To get a sequence of bytes that another program can understand, you need to take that sequence of Unicode code points and encode it. You need to decide on the encoding, because there are plenty to choose from. UTF8 and UTF16 are common choices. ASCII could be too, if it fits. u"abc".encode('ascii') works just fine.

Do my_u_str = u"\u2119ython" and then type(my_u_str) and type(my_u_str.encode('utf8')) to see the difference in types: The first is <type 'unicode'> and the second is <type 'str'>. (Under Python 2.5 and 2.6, anyway).

Incidentally, I don't know that 'utf8' is (always) right for URLs. This w3schools page claims that ISO-8859-1 is the character set that is used for URLs. But honestly, it must depend on client and server (and probably wind speed and ambient temperature too). Comments on this are welcome, because I've never been able to find good source on that. But if it works, it works...

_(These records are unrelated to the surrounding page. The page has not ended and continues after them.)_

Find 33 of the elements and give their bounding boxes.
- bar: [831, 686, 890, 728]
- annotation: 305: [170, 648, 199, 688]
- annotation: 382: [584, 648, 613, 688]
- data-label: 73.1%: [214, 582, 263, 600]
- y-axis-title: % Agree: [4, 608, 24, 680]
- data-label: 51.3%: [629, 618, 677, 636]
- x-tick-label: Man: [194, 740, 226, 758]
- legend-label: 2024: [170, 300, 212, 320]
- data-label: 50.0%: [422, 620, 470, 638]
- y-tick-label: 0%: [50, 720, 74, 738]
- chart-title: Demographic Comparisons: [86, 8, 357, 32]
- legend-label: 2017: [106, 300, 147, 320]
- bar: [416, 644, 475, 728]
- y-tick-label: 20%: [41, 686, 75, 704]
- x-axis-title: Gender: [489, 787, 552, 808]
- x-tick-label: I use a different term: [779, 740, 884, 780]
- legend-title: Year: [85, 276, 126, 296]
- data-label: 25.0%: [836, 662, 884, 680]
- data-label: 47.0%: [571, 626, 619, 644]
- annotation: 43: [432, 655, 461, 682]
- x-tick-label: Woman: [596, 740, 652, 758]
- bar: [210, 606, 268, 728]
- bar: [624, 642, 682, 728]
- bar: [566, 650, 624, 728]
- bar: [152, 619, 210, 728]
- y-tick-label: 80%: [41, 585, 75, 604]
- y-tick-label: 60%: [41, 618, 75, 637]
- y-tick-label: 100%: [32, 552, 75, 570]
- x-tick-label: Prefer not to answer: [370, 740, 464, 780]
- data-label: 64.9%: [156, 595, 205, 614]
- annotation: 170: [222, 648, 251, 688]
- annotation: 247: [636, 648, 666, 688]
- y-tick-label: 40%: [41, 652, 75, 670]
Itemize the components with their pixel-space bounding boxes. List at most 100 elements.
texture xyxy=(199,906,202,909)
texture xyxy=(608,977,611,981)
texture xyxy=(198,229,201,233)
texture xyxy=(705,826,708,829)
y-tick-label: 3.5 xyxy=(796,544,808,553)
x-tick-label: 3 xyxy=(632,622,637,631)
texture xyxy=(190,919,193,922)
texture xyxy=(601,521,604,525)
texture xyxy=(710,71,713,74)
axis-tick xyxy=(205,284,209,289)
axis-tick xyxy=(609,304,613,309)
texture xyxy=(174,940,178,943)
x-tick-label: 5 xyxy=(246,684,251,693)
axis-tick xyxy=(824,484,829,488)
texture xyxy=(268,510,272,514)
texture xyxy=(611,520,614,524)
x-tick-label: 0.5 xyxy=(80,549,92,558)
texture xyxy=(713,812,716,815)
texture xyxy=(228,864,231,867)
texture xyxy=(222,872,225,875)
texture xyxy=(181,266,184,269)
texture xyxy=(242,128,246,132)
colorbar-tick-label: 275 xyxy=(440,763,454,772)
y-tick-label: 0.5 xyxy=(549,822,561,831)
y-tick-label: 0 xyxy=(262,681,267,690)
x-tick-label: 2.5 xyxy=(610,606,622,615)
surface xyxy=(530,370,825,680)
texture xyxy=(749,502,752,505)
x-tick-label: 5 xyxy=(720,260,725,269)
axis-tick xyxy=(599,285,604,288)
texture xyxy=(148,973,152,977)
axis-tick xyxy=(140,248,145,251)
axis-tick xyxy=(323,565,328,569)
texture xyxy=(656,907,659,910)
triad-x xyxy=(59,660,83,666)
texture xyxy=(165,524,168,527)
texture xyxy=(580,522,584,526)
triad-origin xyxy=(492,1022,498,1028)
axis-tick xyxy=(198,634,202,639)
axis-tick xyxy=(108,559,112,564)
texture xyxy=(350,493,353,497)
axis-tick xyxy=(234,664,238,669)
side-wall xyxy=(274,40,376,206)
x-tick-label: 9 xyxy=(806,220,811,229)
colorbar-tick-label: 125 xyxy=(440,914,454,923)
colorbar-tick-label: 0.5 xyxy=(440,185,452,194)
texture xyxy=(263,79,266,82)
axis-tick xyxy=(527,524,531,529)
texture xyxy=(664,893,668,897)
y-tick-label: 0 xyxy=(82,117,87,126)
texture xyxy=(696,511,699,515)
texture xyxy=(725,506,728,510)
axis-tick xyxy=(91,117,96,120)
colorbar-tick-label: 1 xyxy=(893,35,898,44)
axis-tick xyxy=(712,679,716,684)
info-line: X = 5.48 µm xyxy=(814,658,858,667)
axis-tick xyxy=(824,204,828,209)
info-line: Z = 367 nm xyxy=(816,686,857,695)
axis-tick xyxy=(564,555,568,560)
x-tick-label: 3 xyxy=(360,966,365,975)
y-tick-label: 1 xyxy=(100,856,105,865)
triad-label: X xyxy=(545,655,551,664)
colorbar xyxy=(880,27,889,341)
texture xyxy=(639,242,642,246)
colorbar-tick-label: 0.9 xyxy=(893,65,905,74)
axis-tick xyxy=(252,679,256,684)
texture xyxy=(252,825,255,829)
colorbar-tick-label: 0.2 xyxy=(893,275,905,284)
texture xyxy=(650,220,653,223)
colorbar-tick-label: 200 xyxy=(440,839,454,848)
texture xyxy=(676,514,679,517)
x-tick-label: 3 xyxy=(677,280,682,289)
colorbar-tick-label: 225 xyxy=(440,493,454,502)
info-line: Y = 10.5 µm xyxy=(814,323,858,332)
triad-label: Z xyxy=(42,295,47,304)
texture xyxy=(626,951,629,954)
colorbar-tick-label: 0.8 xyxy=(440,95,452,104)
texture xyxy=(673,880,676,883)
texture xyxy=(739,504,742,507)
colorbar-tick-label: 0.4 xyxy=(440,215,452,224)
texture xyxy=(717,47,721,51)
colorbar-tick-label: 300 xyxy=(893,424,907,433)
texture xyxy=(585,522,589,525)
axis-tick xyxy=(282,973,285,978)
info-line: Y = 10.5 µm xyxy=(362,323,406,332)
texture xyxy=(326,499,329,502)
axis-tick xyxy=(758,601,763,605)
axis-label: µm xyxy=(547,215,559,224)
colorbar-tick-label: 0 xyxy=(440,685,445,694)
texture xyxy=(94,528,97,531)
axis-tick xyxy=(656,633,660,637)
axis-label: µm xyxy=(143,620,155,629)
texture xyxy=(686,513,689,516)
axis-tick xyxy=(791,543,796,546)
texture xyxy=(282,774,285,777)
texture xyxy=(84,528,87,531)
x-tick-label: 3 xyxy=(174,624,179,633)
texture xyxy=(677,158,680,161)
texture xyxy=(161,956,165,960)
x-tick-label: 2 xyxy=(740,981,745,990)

Things are different in Python 3, but since I rarely use it I'd be talking out of my hat if I tried to say anything authoritative about it.

detly
A: 

What does .encode("utf8") do?

It depends on which version of Python you're using:

  • In Python 3.x, it converts a str object (encoded in UTF-16 or UTF-32) into a bytes object containing the UTF-8 representation of the string.
  • In Python 2.x, it converts a unicode object into a str object encoded in UTF-8. But str has an encode method too, and writing '...'.encode('UTF-8') is equivalent to writing '...'.decode('ascii').encode('UTF-8').

Since you mentioned the "u" prefix, you must be using 2.x. If you don't require any 2.x-only libraries, I'd recommend switching to 3.x, which has a nice clear distinction between text and binary data.

Dive into Python 3 has a good explanation of the issue.

Can somebody explain what happened?

It would help if you told us what the error message was.

The urllib.quote function expects a str object. It also happens to work with unicode objects that contain only ASCII characters, but not when they contain Hebrew letters.

In Python 3.x, urllib.parse.quote accepts both str (=Python 2.x unicode) and bytes objects. Strings are automatically encoded in UTF-8.